ようこそときめき部!~恋も夢も見つかるときめきだらけの部活動⁉
12、弱い自分にさよなら
「こんにちは!」
放送部の仮入部も五日目。
放送室に行く前に、私は中庭にある温室に寄った。
四月ももう終わりが近づいていて、入学の頃に咲いていた花々は穏やかな緑色の葉を茂らせていた。

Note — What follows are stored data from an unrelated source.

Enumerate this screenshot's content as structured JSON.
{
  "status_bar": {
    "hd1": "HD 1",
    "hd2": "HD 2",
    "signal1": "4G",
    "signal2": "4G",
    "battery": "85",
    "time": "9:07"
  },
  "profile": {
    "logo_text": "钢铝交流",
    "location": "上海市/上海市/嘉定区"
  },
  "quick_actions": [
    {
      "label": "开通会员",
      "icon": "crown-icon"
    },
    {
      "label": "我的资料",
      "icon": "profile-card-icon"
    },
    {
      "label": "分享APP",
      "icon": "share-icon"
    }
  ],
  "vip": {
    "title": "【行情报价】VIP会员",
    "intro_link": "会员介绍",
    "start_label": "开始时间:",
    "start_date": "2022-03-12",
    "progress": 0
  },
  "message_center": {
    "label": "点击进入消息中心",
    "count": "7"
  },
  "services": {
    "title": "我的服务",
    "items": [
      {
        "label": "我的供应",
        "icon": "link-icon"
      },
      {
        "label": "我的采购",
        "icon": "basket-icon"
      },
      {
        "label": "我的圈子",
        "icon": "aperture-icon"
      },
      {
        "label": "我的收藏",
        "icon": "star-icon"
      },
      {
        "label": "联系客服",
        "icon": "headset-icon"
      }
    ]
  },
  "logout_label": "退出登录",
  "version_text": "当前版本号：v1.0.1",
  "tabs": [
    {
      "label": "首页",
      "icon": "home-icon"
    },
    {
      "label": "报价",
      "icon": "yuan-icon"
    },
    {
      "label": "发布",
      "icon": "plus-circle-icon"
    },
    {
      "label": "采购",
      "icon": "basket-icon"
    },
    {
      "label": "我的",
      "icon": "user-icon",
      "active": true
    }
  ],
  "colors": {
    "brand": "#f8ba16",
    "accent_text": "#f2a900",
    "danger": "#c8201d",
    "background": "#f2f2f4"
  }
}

私の声に、奥で作業をしていたらしい野田先生が、ひょこっと顔を出す。
「ああ、咲森さん、こんにちは」
「こんにちは!」
野田先生は首元に巻いていたタオルで額の汗をぬぐうと、私の元へのんびりとやってくる。
「咲森さん、なんだか今日はとっても元気だね?」
「え? そうでしょうか? いつもと変わらないと思いますけど……」
「いつもももちろん元気なんだけどね、なんだか言葉がすごくはきはきしていて、はつらつとしていると言うか」
あ、それって……!
「もしかしたら、放送部の練習のおかげかもしれません! 私、今ときめき部の放送部に仮入部していて!」
この四日間、伊瀬先輩にお腹から出す声の出し方や、言葉をきれいに発音するための活舌の練習、文章を読む練習なんかをみっちりやっていたから、自然とお腹から声を出すくせがついたのかも?
「なるほど、放送部。伊瀬くんの部だね」
「はいっ」
「いつも放送を聞いているけれど、伊瀬くんの声はきれいだねえ」
野田先生の言葉に、私もこくこくとうなずく。
「ですよね! 私もそう思います!」
そこでふと思い出す。
放送部も大会があるのに、伊瀬先輩は大会に出たことがないと言っていたこと。
それってどうしてなんだろう?
もちろん部活のすべてが大会というわけでは決してないんだけど、伊瀬先輩ならすごくいい成績をおさめられそうなのに……。
私は野田先生に挨拶すると、放送室へと向かった。